By reading the HispaLUG forum, I found a description and animation for a 'Geneva Mechanism' implementation with LEGO TECHNIC.
The Geneva drive or Maltese cross is a mechanism that translates a continuous rotation into an intermittent rotary motion. It is an intermittent gear where the drive wheel has a pin that reaches into a slot of the driven wheel and thereby advances it by one step. The drive wheel also has a raised circular blocking disc that locks the driven wheel in position between steps.

I guess the 'TECHNIC Cam' part on the center should turn all around, but author
must have simplified the CAD animation process by reducing number of frames to 1/4.
Below also a draft for a similar and compact design from a different author. At its right another Geneva Mechanism implementation from Philo.
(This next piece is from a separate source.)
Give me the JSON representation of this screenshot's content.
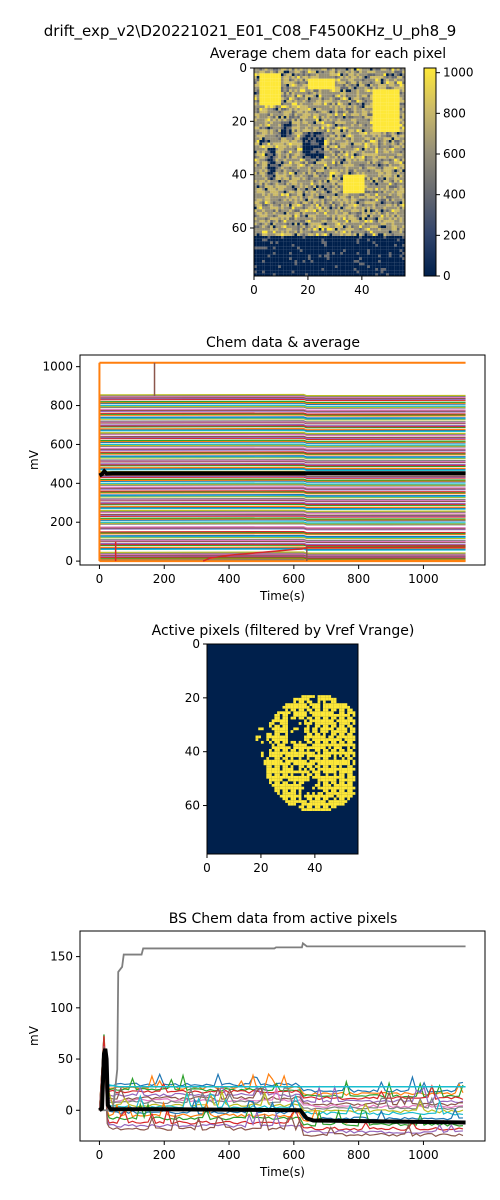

Mechanisms like this, have their application inside machines like mechanic watches and celluloid movie projectors just to give a few examples. See below a schematic for the application inside a movie projector.
Among LEGO and AFOLs, a mechanism like this, maybe of great use for GBC for instance (something to talk about, into a later TBs post...).
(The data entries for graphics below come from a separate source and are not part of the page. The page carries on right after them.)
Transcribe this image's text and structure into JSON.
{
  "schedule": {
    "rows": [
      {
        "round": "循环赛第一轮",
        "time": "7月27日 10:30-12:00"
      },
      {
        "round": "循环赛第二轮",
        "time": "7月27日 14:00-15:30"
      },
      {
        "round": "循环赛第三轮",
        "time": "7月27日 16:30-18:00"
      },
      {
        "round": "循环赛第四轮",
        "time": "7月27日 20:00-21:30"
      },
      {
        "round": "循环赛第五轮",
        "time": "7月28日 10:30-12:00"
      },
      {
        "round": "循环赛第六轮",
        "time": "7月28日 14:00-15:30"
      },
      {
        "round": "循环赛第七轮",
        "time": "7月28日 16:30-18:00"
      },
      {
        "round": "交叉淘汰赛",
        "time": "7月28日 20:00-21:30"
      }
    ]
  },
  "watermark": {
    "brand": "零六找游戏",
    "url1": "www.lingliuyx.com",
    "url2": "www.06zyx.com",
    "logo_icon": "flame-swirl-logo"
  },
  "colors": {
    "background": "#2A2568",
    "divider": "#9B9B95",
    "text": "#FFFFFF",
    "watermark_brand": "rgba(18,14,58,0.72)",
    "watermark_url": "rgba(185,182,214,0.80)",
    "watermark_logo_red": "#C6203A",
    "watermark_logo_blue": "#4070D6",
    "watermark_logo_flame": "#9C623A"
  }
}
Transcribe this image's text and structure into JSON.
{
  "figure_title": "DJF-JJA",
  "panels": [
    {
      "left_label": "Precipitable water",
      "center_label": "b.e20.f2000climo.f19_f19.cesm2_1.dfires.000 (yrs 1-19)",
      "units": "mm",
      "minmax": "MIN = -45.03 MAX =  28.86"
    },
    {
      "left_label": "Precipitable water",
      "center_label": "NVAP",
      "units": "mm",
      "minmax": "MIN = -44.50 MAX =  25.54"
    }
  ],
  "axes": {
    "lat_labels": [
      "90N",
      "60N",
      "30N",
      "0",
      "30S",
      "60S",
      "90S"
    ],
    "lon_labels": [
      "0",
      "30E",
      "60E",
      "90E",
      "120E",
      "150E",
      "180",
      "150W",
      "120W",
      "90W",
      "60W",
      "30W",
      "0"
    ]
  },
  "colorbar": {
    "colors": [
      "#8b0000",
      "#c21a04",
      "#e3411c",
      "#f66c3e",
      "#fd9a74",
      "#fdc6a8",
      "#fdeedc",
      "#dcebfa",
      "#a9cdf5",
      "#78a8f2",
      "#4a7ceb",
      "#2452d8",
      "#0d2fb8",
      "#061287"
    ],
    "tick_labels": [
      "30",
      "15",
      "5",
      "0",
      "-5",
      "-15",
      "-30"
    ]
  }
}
Below some animations, that also help to better understand how the mechanism works (standard version on the left and 'Internal Geneva Drive' on the right).
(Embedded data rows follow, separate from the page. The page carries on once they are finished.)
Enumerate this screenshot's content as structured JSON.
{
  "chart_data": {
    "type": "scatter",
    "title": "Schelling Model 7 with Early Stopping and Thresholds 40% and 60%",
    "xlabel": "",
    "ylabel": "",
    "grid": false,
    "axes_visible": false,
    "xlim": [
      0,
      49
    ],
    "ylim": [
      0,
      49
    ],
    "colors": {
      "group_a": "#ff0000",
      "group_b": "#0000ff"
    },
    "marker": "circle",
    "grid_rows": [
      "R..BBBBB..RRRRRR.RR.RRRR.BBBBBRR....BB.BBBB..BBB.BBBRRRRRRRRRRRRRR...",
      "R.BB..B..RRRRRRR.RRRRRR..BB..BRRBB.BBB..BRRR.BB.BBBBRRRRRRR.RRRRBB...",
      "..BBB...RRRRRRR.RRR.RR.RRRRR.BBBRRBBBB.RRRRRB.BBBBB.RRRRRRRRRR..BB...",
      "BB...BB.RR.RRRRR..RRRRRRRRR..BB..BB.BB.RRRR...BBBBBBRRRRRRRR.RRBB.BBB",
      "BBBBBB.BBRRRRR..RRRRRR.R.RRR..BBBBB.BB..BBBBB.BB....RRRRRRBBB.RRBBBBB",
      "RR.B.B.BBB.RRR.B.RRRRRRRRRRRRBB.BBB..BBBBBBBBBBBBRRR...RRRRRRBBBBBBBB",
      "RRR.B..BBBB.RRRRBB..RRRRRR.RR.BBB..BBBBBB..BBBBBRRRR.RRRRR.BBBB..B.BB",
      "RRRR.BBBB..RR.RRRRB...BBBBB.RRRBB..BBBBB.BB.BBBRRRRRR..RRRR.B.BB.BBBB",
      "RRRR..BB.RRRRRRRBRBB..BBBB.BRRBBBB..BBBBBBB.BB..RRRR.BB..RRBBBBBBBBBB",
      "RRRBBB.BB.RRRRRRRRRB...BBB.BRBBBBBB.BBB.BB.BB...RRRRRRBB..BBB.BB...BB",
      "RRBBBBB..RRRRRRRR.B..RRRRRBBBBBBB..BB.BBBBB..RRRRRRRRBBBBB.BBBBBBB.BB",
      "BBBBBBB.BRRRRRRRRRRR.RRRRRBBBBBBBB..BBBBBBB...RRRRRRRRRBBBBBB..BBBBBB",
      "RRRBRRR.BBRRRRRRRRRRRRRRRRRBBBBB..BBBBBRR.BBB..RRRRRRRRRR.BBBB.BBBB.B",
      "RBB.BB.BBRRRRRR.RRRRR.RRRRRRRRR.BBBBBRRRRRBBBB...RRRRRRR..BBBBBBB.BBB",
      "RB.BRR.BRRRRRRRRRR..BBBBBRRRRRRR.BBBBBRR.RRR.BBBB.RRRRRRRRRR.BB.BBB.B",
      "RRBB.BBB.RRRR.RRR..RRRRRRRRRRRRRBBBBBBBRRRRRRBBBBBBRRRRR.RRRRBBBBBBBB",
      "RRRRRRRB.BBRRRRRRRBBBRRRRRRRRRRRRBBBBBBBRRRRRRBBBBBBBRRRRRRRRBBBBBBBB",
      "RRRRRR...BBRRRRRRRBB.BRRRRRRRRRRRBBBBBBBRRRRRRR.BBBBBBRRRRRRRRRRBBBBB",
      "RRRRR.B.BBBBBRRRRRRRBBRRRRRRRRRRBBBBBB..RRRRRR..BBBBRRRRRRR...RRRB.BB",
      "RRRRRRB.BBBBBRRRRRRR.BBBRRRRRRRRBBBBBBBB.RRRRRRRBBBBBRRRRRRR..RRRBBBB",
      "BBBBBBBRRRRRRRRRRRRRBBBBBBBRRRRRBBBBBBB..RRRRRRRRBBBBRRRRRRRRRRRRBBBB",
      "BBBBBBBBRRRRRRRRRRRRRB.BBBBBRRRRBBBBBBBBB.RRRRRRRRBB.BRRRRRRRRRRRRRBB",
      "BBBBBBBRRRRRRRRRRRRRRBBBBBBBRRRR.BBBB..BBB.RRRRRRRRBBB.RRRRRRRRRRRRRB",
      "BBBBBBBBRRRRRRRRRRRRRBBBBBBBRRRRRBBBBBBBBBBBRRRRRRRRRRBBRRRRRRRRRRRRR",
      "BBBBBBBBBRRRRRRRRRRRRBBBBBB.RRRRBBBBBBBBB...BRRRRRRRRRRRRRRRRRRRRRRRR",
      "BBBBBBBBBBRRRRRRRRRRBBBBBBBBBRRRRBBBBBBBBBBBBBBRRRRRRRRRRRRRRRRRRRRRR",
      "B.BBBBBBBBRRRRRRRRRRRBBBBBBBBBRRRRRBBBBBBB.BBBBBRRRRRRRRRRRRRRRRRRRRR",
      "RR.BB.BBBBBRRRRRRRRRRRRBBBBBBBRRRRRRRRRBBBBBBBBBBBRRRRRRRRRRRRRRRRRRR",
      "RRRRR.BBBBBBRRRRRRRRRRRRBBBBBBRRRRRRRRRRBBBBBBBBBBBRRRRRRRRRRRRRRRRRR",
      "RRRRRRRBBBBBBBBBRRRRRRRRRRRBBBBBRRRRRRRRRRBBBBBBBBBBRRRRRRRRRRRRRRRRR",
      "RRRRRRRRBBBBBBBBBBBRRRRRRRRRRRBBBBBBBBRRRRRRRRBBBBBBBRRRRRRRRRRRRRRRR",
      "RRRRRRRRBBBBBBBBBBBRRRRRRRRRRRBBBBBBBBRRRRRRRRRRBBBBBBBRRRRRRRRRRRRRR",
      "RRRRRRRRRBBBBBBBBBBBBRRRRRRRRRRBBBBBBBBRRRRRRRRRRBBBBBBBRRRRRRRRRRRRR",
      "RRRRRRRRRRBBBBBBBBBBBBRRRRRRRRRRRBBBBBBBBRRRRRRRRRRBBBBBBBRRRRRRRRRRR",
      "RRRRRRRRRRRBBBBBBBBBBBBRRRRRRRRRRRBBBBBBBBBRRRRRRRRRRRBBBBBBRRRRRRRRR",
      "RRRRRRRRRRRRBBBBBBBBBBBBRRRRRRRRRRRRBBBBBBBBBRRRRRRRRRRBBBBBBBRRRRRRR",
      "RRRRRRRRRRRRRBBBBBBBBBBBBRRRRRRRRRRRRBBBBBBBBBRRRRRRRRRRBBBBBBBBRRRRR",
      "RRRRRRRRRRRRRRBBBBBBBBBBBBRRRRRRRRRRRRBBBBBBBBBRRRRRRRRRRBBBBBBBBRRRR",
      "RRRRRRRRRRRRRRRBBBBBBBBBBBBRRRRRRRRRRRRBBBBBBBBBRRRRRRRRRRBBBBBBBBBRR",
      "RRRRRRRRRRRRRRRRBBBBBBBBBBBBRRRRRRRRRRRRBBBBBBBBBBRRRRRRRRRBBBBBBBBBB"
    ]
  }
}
Another example where the concept gets furthers extended, with higher number of steps per mechanism output revolution.
2 comments:
I made this and have a million ideas from this his thing. Does any one have a good design for a scotch yoke? phil
Already though doing a very similar thing, but would need mod some LEGO parts...
Based on mutilated gears.
Have a PDF to illustrate, but don't remember the link from where I took it.